Я узнала об этом потому, что вскоре после события выступала в этом университете с лекцией «Америка и Россия: разница двух культур. Менталитет и традиции». Лекция была только для преподавателей, они-то и рассказали мне о происшествии и попросили объяснить: в чем именно состоит особая ментальность русских, которая позволила им пойти на этот cheating (обман). Я тогда, честно говоря, растерялась: «Обман, он и есть обман в любой стране, — сказала я. — Не вижу тут никакой особой ментальности».
Но вот я листаю оглавление книги Йела Ричмонда и вижу название главы: «Vranyo, the Russian Fib». В ней говорится, что русское слово «вранье» не имеет в словаре ни одного правильного эквивалента, оно непереводимо, ибо это нечто среднее между правдой и ложью, но ближе всего по значению к английскому «fib», то есть «привирать, сочинять, выдумывать». Автор приводит множество примеров, когда он сталкивался с таким полуобманом в России. Кое-какие из этих примеров мне показались некорректными. Скажем, он вспоминает, что, когда работал советником посольства, в середине 80-х, на прием к американскому послу не явился один из приглашенных гостей, сказался больным. Но Ричмонд узнал, что он был вполне здоров, просто, очевидно, «вышестоящие товарищи» не рекомендовали ему ходить в посольство США. Но разве Йел Ричмонд не знал советских порядков? Разве не понимал, что эта ложь была вынужденной?
Однако против большинства других примеров мне возразить нечего. Гид, приукрашивавший историю и современность СССР. Руководители, скрывшие катастрофу вблизи арктического поселка Осинск: нефть вырвалась из скважины и стала заливать тундру, но мир узнал об этом из сообщений радиостанции Би-би-си. Чернобыль... Да что говорить, пожалуй, и согласишься, что «вранье своего рода искусство, к которому так привыкли в России». Однако, добавляет Йел, эта привычка чужда американцам, она удивляет их и раздражает.
Если мне когда-нибудь доведется встретиться с мистером Ричмондом, я, возможно, расскажу ему пару эпизодов, чтобы он не слишком идеализировал своих соотечественников. Как-то раз, сидя у важного американского босса и лицезрея его лично, я слышала, как в соседней комнате секретарша по телефону сообщала кому-то, о ком, очевидно, была предупреждена, что ее начальника нет в городе и даже в стране. А в Лос-Анджелесе я сорок минут прождала на улице одну бизнес-леди, которая, наконец подъехав, подробно мне рассказывала, как она час простояла в пробках. И я бы обязательно поверила, если бы не звонила десять минут назад в ее офис, где мне сообщили, что она как раз сейчас выходит и направляется к машине.
Но это я так, злословлю, немножко вредничаю. На самом деле должна признать, что все это скорее исключения. В целом же американцам свойственна правдивость. Некоторые мои соотечественники, кстати, ошибочно принимают ее за наивность или простодушие. Но это просто привычка говорить все как есть.
Я вхожу в приемную и спрашиваю секретаря, здесь ли начальник. Она показывает на дверь: открыто, значит, хозяин там. Первое время эти открытые двери меня сильно смущали. У меня, предположим, конфиденциальный разговор. Я, входя, прикрываю за собой дверь. Но хозяин кабинета вскакивает и идет ее открывать, объясняя на ходу про «transparency». Это одно из тех ключевых слов, что определяет образ мыслей и поведение американцев. Переводится оно как «прозрачность», а означает, что все должно быть открыто, гласно, без секретов.

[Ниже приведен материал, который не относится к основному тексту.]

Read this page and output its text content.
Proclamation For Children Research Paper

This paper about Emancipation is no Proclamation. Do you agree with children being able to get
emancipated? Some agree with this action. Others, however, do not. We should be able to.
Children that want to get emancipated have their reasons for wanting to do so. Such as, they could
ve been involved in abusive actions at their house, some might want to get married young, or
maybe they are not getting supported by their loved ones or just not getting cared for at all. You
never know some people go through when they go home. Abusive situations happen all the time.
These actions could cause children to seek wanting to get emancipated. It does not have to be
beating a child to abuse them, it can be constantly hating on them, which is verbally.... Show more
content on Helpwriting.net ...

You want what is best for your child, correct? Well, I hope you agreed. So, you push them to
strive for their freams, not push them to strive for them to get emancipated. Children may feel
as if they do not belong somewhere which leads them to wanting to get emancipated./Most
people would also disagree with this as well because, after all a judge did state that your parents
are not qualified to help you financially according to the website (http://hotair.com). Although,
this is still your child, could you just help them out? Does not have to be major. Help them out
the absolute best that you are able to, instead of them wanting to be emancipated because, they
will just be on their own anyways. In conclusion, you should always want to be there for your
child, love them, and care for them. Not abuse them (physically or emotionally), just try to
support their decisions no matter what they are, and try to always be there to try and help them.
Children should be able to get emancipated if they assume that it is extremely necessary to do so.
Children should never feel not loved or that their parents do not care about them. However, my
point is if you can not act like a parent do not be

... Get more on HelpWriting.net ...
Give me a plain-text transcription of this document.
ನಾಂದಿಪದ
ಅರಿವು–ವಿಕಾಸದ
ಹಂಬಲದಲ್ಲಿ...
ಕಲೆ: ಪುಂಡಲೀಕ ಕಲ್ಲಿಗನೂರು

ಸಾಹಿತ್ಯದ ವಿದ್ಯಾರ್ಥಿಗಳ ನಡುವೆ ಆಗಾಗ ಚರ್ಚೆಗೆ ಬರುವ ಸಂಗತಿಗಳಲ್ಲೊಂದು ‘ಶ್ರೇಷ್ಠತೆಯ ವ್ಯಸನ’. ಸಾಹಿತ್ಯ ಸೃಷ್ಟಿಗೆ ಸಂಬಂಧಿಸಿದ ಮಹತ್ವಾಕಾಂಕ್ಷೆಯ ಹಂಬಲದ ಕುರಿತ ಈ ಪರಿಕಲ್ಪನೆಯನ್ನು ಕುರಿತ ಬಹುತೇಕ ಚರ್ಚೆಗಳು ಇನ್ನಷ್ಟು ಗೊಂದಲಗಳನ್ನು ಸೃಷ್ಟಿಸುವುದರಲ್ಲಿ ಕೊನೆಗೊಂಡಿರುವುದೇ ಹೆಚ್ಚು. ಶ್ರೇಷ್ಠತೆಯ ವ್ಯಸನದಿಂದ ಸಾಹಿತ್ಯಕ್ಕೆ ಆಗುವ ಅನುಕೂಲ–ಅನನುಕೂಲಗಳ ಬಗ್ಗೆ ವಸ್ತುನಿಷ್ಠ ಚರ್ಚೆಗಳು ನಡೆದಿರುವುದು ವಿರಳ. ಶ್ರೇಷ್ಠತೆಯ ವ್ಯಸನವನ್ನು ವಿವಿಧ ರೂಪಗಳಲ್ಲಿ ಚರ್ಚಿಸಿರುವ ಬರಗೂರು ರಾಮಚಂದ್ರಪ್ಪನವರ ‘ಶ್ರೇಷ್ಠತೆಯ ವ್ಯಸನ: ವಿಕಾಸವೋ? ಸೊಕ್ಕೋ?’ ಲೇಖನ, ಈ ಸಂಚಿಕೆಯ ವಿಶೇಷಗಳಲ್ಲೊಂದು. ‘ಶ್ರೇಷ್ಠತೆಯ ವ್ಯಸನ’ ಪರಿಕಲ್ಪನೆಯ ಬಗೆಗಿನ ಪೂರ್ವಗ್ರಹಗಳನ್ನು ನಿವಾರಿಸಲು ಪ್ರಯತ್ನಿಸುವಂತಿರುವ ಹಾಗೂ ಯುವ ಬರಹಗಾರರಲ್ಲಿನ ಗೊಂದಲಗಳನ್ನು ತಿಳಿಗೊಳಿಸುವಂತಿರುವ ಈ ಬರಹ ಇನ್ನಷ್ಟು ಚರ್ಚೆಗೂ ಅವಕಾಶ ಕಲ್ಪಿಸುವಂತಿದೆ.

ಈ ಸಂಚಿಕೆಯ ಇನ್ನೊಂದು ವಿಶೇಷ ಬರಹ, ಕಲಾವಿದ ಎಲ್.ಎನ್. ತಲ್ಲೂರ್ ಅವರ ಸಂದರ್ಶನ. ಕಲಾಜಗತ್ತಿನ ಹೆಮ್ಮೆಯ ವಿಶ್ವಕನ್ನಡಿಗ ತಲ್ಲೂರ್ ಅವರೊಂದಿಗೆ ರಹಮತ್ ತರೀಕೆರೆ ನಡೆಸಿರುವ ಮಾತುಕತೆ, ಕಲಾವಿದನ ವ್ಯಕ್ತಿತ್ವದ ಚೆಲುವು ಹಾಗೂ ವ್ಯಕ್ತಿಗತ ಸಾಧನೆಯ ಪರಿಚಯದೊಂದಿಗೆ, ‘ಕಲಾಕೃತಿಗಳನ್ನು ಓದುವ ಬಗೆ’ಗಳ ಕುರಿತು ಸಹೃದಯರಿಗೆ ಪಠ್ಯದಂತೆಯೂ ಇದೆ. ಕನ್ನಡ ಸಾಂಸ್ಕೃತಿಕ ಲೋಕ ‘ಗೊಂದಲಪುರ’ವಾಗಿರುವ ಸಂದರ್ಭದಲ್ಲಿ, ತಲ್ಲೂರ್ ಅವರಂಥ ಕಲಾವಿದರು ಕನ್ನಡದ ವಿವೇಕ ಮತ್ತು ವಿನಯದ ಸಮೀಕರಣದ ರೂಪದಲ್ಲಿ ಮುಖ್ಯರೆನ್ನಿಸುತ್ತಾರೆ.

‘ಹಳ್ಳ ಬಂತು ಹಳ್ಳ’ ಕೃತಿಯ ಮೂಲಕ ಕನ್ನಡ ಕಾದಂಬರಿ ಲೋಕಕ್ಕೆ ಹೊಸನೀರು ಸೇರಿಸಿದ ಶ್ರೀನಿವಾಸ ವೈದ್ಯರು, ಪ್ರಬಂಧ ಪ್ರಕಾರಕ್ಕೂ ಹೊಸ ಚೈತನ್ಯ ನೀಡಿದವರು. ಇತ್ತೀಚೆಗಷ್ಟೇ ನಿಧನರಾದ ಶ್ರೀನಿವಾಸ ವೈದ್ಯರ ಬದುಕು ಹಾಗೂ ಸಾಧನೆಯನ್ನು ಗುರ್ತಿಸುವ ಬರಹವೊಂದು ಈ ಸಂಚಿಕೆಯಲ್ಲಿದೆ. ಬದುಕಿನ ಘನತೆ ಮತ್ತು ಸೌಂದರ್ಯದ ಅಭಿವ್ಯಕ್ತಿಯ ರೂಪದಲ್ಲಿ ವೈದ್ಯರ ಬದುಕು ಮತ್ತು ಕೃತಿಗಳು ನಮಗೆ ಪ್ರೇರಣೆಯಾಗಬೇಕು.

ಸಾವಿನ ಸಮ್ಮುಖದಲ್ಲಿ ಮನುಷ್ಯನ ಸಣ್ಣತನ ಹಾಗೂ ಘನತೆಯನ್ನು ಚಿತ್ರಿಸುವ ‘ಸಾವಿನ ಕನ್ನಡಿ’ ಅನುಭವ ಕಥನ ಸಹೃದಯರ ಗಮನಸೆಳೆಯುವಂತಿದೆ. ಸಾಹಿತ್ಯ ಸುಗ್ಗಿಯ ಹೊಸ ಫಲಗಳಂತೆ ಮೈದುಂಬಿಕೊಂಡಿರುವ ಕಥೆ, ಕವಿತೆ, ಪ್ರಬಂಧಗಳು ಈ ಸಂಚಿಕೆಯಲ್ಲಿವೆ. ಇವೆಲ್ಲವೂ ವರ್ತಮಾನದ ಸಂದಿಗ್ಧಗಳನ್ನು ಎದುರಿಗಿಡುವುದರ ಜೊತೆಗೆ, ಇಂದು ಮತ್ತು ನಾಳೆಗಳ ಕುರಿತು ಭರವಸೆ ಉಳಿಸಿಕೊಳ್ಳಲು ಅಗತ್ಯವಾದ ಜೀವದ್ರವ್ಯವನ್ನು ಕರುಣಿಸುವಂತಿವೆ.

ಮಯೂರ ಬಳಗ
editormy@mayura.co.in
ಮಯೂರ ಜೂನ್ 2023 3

Человек, утаивший в налоговой декларации часть доходов, не только нарушает законы государства. Он нарушает законы морали общества. И очень скоро начинает чувствовать отношение к себе этого общества, где ложь — большой грех. Рассылая в поисках работы резюме-информацию о своей деловой биографии, автор не заботится о том, чтобы на нем стояли штампы, подписи. Все написанное принимается на веру. Еще важнее, чем резюме, — имя авторитетного человека, на которого вы можете сослаться. Часто этот человек предлагает вам сам: «Упомяните мое имя в вашем разговоре. Скажите, что это я дал телефон». И никаких рекомендательных писем, звонков. Просто — имя, произнесенное вслух, без всяких подтверждений. Однако при такой, казалось бы, бесконтрольности не дай вам Бог что-то в этой информации о себе приврать. Это очень сильно осложнит вашу карьеру, испортит репутацию.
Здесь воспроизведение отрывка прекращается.